In my own code, I use the clock() function to get precise timings. For convenience, I have the macros
enum {
tid_this = 0,
tid_that,
tid_count
};
__device__ float cuda_timers[ tid_count ];
#ifdef USETIMERS
#define TIMER_TIC clock_t tic; if ( threadIdx.x == 0 ) tic = clock();
#define TIMER_TOC(tid) clock_t toc = clock(); if ( threadIdx.x == 0 ) atomicAdd( &cuda_timers[tid] , ( toc > tic ) ? (toc - tic) : ( toc + (0xffffffff - tic) ) );
#else
#define TIMER_TIC
#define TIMER_TOC(tid)
#endif
These can then be used to instrument the device code as follows:
__global__ mykernel ( ... ) {
/* Start the timer. */
TIMER_TIC
/* Do stuff. */
...
/* Stop the timer and store the results to the "timer_this" counter. */
TIMER_TOC( tid_this );
}
You can then read the cuda_timers in the host code.
A few notes:
The timers work on a per-block basis, i.e. if you have 100 blocks executing the same kernel, the sum of all their times will be stored.
The timers count the number of clock ticks.
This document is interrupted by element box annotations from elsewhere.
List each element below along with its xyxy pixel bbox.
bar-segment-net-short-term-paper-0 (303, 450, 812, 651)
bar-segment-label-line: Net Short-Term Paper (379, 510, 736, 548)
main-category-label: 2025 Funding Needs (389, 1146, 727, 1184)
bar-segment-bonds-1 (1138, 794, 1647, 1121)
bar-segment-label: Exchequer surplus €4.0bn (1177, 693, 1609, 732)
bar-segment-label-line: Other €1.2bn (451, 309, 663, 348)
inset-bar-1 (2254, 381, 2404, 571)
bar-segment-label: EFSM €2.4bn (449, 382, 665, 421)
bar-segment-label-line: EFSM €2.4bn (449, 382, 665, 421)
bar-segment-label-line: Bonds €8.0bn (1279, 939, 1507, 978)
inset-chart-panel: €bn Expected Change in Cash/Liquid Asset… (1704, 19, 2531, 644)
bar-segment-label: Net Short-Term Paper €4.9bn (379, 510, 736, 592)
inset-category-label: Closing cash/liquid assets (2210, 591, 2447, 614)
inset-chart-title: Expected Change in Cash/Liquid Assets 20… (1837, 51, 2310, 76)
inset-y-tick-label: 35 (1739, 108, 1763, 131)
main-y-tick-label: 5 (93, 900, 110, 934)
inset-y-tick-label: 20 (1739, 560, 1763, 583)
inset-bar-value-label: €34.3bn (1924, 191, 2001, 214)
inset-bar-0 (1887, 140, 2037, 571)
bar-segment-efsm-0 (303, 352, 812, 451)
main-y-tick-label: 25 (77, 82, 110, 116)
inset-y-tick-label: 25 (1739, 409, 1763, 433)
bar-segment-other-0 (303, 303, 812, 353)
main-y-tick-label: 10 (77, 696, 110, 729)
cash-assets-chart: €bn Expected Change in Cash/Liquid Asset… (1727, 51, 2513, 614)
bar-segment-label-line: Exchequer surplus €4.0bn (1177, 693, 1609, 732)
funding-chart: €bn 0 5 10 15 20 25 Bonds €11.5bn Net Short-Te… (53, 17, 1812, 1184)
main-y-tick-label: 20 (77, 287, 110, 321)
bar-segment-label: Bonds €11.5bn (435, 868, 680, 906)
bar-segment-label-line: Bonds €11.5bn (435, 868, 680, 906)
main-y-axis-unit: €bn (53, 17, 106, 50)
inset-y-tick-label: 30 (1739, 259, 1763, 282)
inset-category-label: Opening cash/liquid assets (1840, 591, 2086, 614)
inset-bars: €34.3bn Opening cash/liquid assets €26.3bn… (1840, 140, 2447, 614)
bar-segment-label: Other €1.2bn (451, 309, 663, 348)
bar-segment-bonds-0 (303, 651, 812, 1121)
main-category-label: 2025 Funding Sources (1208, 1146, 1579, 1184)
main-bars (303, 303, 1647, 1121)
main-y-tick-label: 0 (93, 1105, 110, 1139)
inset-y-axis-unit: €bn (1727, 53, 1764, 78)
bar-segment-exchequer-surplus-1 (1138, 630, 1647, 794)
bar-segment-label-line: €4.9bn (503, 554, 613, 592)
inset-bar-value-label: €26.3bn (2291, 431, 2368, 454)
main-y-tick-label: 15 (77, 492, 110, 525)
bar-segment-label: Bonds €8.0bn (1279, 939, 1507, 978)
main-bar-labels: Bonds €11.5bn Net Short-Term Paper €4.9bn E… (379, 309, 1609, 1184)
To get the number of milliseconds, divide this by the number of GHz on your device and multiply by 1000.
The timers can slow down your code a bit, which is why I wrapped them in the #ifdef USETIMERS so you can switch them off easily.
Although clock() returns integer values of type clock_t, I store the accumulated values as float, otherwise the values will wrap around for kernels that take longer than a few seconds (accumulated over all blocks).
The selection ( toc > tic ) ? (toc - tic) : ( toc + (0xffffffff - tic) ) ) is necessary in case the clock counter wraps around.